King , J. H., & Richards, N. M. (2014, March 28). What’s Up With Big Data Ethics? Retrieved from Forbes: https://www.forbes.com/sites/oreillymedia/2014/03/28/whats-up-with-big-data-ethics/#64c097d83591

Someh, I. A., Breidbach, C. F., Davern, M. J., & Shanks, J. (2016). Ethical Implications of Big Data Analytics. Research in Progress, Istanbul, Turkey. Retrieved from http://aisel.aisnet.org/ecis2016_rip/24

Wallace, P. (2015). Introduction to Information Systems (2nd ed.). New Jersey: Pearson Education, Inc.


#6

Wallace (2015), in their book Introduction to information systems, big data refers to extremely large compilation of data that are diverse in content and are acquired faster and are difficult to hoard and interpret using traditional approaches. It can facilitate to collect, store, and process that makes ability to translate increasingly large and complex data sets into a variety of sources which converts into competitive advantage.

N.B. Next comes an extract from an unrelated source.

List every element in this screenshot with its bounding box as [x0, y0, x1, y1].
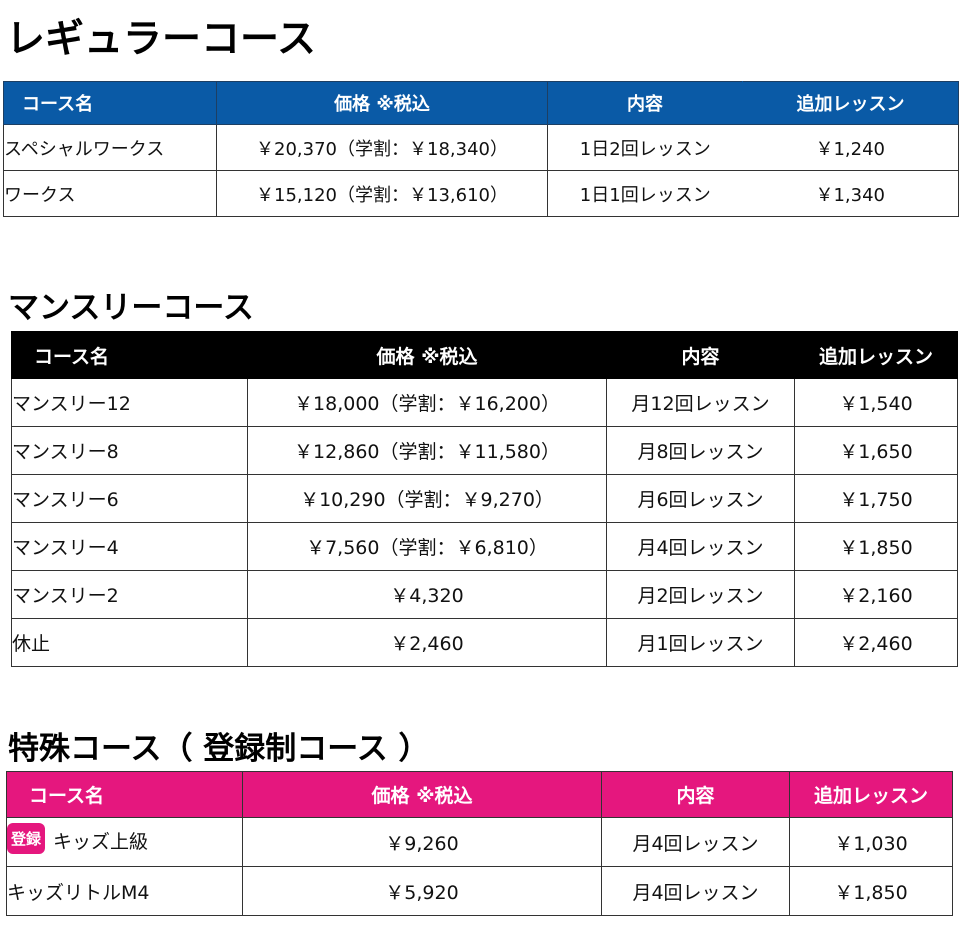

Today, the tremendous growth of social media and consumer-generated content on the Internet has inspired the development of the so-called big data analytics to understand and solve real-life problems. The utility of big data analytics to better understand important hospitality issues, namely the relationship between hotel guest experience and satisfaction (Xiang, Schwartz, Gerdes Jr, & Uysal, 2015). In the same way, governmental organizations, banks, corporate etc. are also holding the big data to retrieve their citizens’ details, banks’ customers’ details, and corporate customers’ details.

The big data that we generate through website, mobile applications, and social media are accessible for strategic planning, and opens up a wealth of opportunities for managers seeking insights about their markets, customers, industry, and more. It often becomes the main source of business intelligence that managers tap to understand their customers and markets, and make strategic plans.

Now for the ethical concerned, the definition of business morals, rules, code of conduct, principles gets changed which provide guidelines for right and truthful behaviour in specific situations.

Security in today’s world is one of the important challenges that people are facing all over the world in every aspect of their lives (Basharat, Azam, & Muzaffar, 2012). It is true that the data and its accumulation help improve customer care service in many ways. However, such huge amounts of data can also bring forth many privacy issues, making Big Data Security a prime concern for any organization. So far, organization are working on it by using computational security and other digital assets in a distributed framework like MapReduce function of Hadoop, mostly lack security protections.

Transparency, today’s consumers have access to a wealth of free tools and resources. From email to social media, some of the most important parts of lives which are happening on platforms that have never once requested our credit card information. At the same time, these data collection and advertising models are illuminating a greater need for transparency in the tech space. This is why; it is said that consumers should expect to see companies falling on a spectrum. The situation may not be one or the other.

References

Basharat, I., Azam, F., & Muzaffar, A. W. (2012). Database security and encryption: A survey study. International Journal of Computer Applications, 47 (12).

Xiang, Z., Schwartz, Z., Gerdes Jr, J. H., & Uysal, M. (2015). What can big data and text analytics tell us about hotel guest experience and satisfaction?. International Journal of Hospitality Management, 44 , 120-130.

Wallace, P. (2015). Introduction to information systems . Pearson Higher Ed.